Today(November 16, 2007, 9:00 p.m. EST) So here it is really one week later. At this time last week my guts were torn up wondering, did I deliver everything that I could or should I be looking for a new job. Last Saturday told me that I was absolutely on the right track with Izea and that I had finally found a place to call home! I did my best with the rapid development of Social Spark even though some of the team member clearly had a better handle on the Ruby On Rails portion. However my role was more of the Java, ActionScript, and JavaScript.

So let’s get to the conclusion then; it’s late and I have to be up in a while to work on ZooKoda stuff. I truly honestly believe that Google has become a big headed monster drunk by it’s own power. A lot of good things and bad things has happened over the past week.

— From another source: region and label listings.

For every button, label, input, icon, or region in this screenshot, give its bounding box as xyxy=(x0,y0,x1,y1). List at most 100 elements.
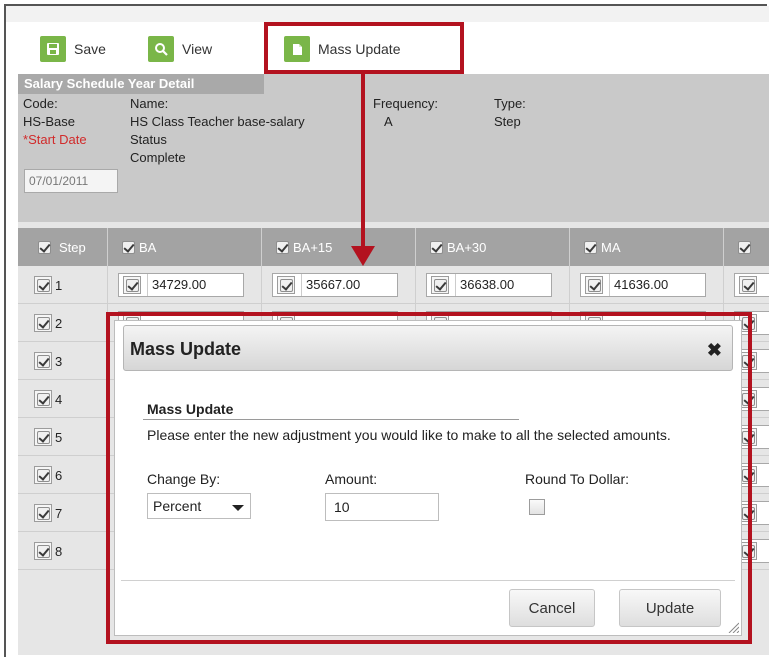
checkmark-icon xyxy=(125,278,139,292)
row-checkbox[interactable] xyxy=(34,276,52,294)
change-by-label: Change By: xyxy=(147,471,221,487)
column-checkbox[interactable] xyxy=(738,240,751,254)
step-cell: 5 xyxy=(18,418,108,456)
amount-value: 41636.00 xyxy=(609,274,668,296)
cell-checkbox[interactable] xyxy=(123,276,141,294)
start-date-label-text: Start Date xyxy=(28,132,87,147)
frequency-label: Frequency: xyxy=(373,96,439,111)
row-checkbox[interactable] xyxy=(34,428,52,446)
dialog-instructions: Please enter the new adjustment you woul… xyxy=(147,427,671,443)
amount-field[interactable]: 41636.00 xyxy=(580,273,706,297)
save-button-label: Save xyxy=(74,41,106,57)
update-button[interactable]: Update xyxy=(619,589,721,627)
cell-checkbox[interactable] xyxy=(585,276,603,294)
start-date-field[interactable]: 07/01/2011 xyxy=(24,169,118,193)
type-label: Type: xyxy=(494,96,526,111)
column-checkbox[interactable] xyxy=(122,240,135,254)
close-icon[interactable]: ✖ xyxy=(707,340,722,361)
amount-field[interactable] xyxy=(734,273,769,297)
checkmark-icon xyxy=(36,506,50,520)
view-button[interactable]: View xyxy=(148,36,212,62)
row-checkbox[interactable] xyxy=(34,466,52,484)
column-header-step[interactable]: Step xyxy=(18,228,108,266)
type-value: Step xyxy=(494,114,521,129)
code-value: HS-Base xyxy=(23,114,76,129)
step-number: 2 xyxy=(55,315,63,331)
checkmark-icon xyxy=(36,468,50,482)
checkmark-icon xyxy=(36,316,50,330)
amount-field[interactable]: 35667.00 xyxy=(272,273,398,297)
table-row: 1 34729.00 35667.00 36638.00 41636.00 xyxy=(18,266,769,304)
column-checkbox[interactable] xyxy=(276,240,289,254)
column-header-next[interactable] xyxy=(724,228,769,266)
change-by-select[interactable]: Percent xyxy=(147,493,251,519)
cell-checkbox[interactable] xyxy=(431,276,449,294)
code-label: Code: xyxy=(23,96,58,111)
column-checkbox[interactable] xyxy=(584,240,597,254)
checkmark-icon xyxy=(741,278,755,292)
dialog-footer-divider xyxy=(121,580,735,581)
checkmark-icon xyxy=(36,278,50,292)
amount-input[interactable]: 10 xyxy=(325,493,439,521)
step-number: 8 xyxy=(55,543,63,559)
checkmark-icon xyxy=(36,392,50,406)
cancel-button[interactable]: Cancel xyxy=(509,589,595,627)
step-number: 6 xyxy=(55,467,63,483)
status-label: Status xyxy=(130,132,167,147)
row-checkbox[interactable] xyxy=(34,314,52,332)
amount-cell: 36638.00 xyxy=(416,266,570,304)
detail-section-title: Salary Schedule Year Detail xyxy=(18,74,264,94)
column-header-label: MA xyxy=(601,239,621,255)
checkmark-icon xyxy=(587,278,601,292)
amount-value: 34729.00 xyxy=(147,274,206,296)
grid-header: Step BA BA+15 BA+30 MA xyxy=(18,228,769,266)
save-button[interactable]: Save xyxy=(40,36,106,62)
amount-field[interactable]: 34729.00 xyxy=(118,273,244,297)
callout-arrow-line xyxy=(361,70,365,248)
step-number: 4 xyxy=(55,391,63,407)
row-checkbox[interactable] xyxy=(34,352,52,370)
step-cell: 6 xyxy=(18,456,108,494)
cell-checkbox[interactable] xyxy=(277,276,295,294)
column-header-label: BA xyxy=(139,239,157,255)
row-checkbox[interactable] xyxy=(34,390,52,408)
cell-checkbox[interactable] xyxy=(739,276,757,294)
amount-cell: 35667.00 xyxy=(262,266,416,304)
view-button-label: View xyxy=(182,41,213,57)
amount-value: 35667.00 xyxy=(301,274,360,296)
status-value: Complete xyxy=(130,150,186,165)
resize-grip-icon[interactable] xyxy=(727,621,739,633)
column-header-ba15[interactable]: BA+15 xyxy=(262,228,416,266)
dialog-section-title: Mass Update xyxy=(147,401,234,417)
top-strip xyxy=(6,6,769,23)
step-number: 7 xyxy=(55,505,63,521)
mass-update-highlight xyxy=(264,22,464,74)
round-to-dollar-checkbox[interactable] xyxy=(529,499,545,515)
column-checkbox[interactable] xyxy=(430,240,443,254)
column-header-label: BA+15 xyxy=(293,239,333,255)
amount-cell: 41636.00 xyxy=(570,266,724,304)
mass-update-dialog: Mass Update ✖ Mass Update Please enter t… xyxy=(114,320,742,636)
column-header-ba30[interactable]: BA+30 xyxy=(416,228,570,266)
amount-cell: 34729.00 xyxy=(108,266,262,304)
dialog-header: Mass Update ✖ xyxy=(123,325,733,371)
step-cell: 3 xyxy=(18,342,108,380)
save-icon xyxy=(40,36,66,62)
change-by-value: Percent xyxy=(153,498,202,514)
amount-label: Amount: xyxy=(325,471,378,487)
name-value: HS Class Teacher base-salary xyxy=(130,114,305,129)
round-to-dollar-label: Round To Dollar: xyxy=(525,471,630,487)
row-checkbox[interactable] xyxy=(34,504,52,522)
checkmark-icon xyxy=(433,278,447,292)
section-divider xyxy=(143,419,519,420)
amount-field[interactable]: 36638.00 xyxy=(426,273,552,297)
select-all-checkbox[interactable] xyxy=(38,240,51,254)
column-header-ba[interactable]: BA xyxy=(108,228,262,266)
row-checkbox[interactable] xyxy=(34,542,52,560)
search-icon xyxy=(148,36,174,62)
checkmark-icon xyxy=(36,354,50,368)
dialog-title: Mass Update xyxy=(130,339,242,359)
column-header-ma[interactable]: MA xyxy=(570,228,724,266)
step-number: 5 xyxy=(55,429,63,445)
amount-cell xyxy=(724,266,769,304)
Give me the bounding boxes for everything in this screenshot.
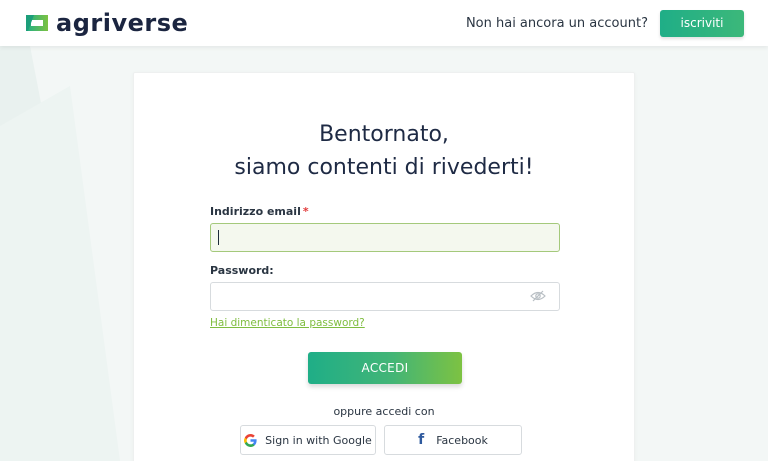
signup-prompt: Non hai ancora un account? bbox=[465, 15, 648, 31]
eye-slash-icon[interactable] bbox=[530, 289, 546, 303]
header-actions: Non hai ancora un account? iscriviti bbox=[466, 9, 744, 37]
agriverse-logo-icon bbox=[26, 15, 48, 31]
facebook-signin-label: Facebook bbox=[436, 433, 488, 447]
password-label: Password: bbox=[210, 264, 274, 277]
brand-name: agriverse bbox=[56, 9, 189, 37]
social-login-divider: oppure accedi con bbox=[333, 405, 435, 418]
text-caret bbox=[218, 230, 219, 245]
required-marker: * bbox=[302, 205, 309, 218]
title-line-2: siamo contenti di rivederti! bbox=[234, 155, 534, 180]
page-title: Bentornato, siamo contenti di rivederti! bbox=[134, 118, 634, 184]
google-signin-label: Sign in with Google bbox=[265, 433, 372, 447]
google-icon bbox=[244, 433, 257, 447]
login-button[interactable]: ACCEDI bbox=[308, 352, 462, 384]
top-header: agriverse Non hai ancora un account? isc… bbox=[0, 0, 768, 46]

This whole Google ploy really has me steamed as it really become apparent that they are protecting their self interests while trying to monopolize the share of search engine placement. 

All I know is that I work for PayPerPost, Izea, ZooKoda, SocialSpark, RssBrief and if Google or anyone else wants to bicker with that then fine. For note there is still a lot more work to be done to Social Spark and a lot more good things are coming. Hopefully not so much a roller coaster ride as this week.